If anything, the return walk back across to the Eskdale building was even less picturesque. The heavy metal plated floor at the base of the fire-escape moved and clunked underfoot when you walked out onto it and to enter the main building again you had to run the gamut of the most purple-looking doorway in the whole school. The bottom corridor always smelled strongly of disinfectant, especially in the mornings. This made it feel more like a hospital than a school.
No, going over ‘nightmare ground’ again is never an easy thing to do. The fact it has taken me well over a month to complete this particular post clearly reinforces this too. Sorry for the long delay. Hopefully ‘normal service’ will be resumed again soon. I could have skipped on, I know, and missed this bit of the story out. But my intention has always been to print all the posts off once our tale has come ‘full circle’, have them bound into a hard-backed volume and deposit the item with Tyne & Wear Archives destined for the transitional NCHS/NHSG archive they have already put in place. The delay has had one benefit though. I can now end my post on a therapeutic note. In the interim, workmen have moved in. Karma.
On my way home from work on September 8th this year, I caught a glimpse of something red out of the corner of my left eye as I was about to cross over the back lane behind Eslington Terrace on my way to Jesmond Metro. Curious, I made a little detour along that awkward little back lane one more time and spied the rubbish chute. Not only is girls’ education in Jesmond finally back on Tankerville again, a new chapter is about to start for the Eskdale buildings too. I realise this will create sadness for those who loved their time at that school. But not for me. And I know others who feel the same.
Once I got round the front of the building, there were indications a full ‘strip-out’ was in progress there too. The For Sale sign was no longer there. The Newcastle High School for Girls sign too. And through the window of ET2, I could see the door was off its hinges.
Doors are such symbolic things, aren’t they? Yes, the Roman god Janus sits double-faced in the New Year doorway with good reason. God of gates and transitions, he looks to both the past and future. Every ending is another beginning, of course, and so life continues its cycles and circles. How different the feelings now on spying that troublesome ET2 door through a very dusty window, to seeing Giuseppe’s photo of a Church High door on a skip two years earlier.
There are a lot of things I understand better now than in 2014. Back then we thought it was just the Church High history that wasn’t being given a ‘look in.’ Now I know it is just past history ‘full stop.’ That was made concrete clear walking round the front of Tankerville on September 8th. Something caught my eye to the right this time. Something low down, gold and gleaming in the dusky evening light.
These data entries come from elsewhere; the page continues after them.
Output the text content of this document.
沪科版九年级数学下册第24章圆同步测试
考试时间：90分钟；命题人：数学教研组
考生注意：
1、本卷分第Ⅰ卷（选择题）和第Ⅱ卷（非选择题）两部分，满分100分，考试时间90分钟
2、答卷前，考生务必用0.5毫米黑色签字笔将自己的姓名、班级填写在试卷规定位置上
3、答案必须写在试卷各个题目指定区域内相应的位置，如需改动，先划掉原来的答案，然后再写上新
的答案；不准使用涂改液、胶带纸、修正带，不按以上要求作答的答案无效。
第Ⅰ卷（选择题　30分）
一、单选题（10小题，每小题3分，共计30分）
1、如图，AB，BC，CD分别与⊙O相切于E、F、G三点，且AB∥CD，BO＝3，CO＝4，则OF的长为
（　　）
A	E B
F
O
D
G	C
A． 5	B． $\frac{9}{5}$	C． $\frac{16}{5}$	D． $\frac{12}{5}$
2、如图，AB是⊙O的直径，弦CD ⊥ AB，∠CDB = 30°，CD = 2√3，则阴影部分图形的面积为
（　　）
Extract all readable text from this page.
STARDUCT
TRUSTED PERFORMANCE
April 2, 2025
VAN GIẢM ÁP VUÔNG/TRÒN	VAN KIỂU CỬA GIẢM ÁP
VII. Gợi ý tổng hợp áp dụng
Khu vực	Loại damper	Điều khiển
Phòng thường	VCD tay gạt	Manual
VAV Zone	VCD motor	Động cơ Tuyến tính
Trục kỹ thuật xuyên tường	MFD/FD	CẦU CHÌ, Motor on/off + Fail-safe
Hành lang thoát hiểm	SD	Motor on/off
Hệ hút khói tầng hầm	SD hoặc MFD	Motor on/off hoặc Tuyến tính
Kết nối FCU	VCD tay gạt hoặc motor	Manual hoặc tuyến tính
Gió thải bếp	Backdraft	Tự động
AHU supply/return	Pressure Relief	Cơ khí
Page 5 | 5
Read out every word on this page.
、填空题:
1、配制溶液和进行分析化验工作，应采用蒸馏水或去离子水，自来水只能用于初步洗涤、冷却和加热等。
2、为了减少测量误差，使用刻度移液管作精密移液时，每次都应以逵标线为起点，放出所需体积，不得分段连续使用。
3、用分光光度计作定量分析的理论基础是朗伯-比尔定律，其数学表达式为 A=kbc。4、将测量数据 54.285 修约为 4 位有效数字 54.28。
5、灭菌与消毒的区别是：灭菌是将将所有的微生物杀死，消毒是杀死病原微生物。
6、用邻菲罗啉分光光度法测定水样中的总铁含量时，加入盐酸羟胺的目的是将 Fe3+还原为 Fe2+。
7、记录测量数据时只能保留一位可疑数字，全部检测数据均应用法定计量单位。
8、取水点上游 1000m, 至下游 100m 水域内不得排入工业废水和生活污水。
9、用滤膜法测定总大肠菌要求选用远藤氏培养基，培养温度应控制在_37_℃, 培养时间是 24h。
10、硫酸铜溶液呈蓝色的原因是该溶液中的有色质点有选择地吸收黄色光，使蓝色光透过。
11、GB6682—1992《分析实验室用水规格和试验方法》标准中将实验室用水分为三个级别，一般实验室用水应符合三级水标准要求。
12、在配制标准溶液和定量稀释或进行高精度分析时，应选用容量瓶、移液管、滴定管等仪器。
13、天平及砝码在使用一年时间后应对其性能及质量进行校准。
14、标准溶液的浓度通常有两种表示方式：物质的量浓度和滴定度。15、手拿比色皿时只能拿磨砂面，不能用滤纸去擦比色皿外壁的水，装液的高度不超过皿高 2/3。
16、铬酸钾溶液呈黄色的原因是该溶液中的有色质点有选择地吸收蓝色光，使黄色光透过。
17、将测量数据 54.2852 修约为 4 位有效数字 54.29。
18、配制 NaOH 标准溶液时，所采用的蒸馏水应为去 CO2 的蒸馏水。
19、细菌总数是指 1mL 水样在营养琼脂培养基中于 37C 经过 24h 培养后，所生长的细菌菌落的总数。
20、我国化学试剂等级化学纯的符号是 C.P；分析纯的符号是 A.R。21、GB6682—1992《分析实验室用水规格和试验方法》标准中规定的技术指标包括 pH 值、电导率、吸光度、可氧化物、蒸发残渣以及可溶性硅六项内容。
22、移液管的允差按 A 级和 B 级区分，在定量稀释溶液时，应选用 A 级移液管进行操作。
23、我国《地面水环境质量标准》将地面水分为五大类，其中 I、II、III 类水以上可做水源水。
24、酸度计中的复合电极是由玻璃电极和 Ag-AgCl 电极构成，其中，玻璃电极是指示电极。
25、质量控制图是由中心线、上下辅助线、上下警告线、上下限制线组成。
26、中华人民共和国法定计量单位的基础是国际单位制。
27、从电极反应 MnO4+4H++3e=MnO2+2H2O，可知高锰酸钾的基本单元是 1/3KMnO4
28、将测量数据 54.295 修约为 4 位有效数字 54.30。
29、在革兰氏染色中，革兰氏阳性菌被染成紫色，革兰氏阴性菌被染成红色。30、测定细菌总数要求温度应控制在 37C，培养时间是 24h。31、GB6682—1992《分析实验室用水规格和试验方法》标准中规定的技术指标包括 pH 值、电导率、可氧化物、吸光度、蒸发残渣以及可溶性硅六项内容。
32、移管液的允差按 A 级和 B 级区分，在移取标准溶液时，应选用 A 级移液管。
Even though I’d worked the truth out a long time ago, I still couldn’t quite believe it when I saw what had drawn my eye to the foot of the tree. I’d learned the cherry tree outside my classroom window was a special little tree, planted in memory of a pupil who had died. An attempt had been made to move it, but, instead, a cutting was ultimately taken. Fair enough, I guess. Some things are probably best left as they are. But leaving the plaque behind too? Well that left me speechless. I’ve told them and it will no doubt be reclaimed, but that’s not the point. Vergissmeinnicht? Yes, truly nightmare ground.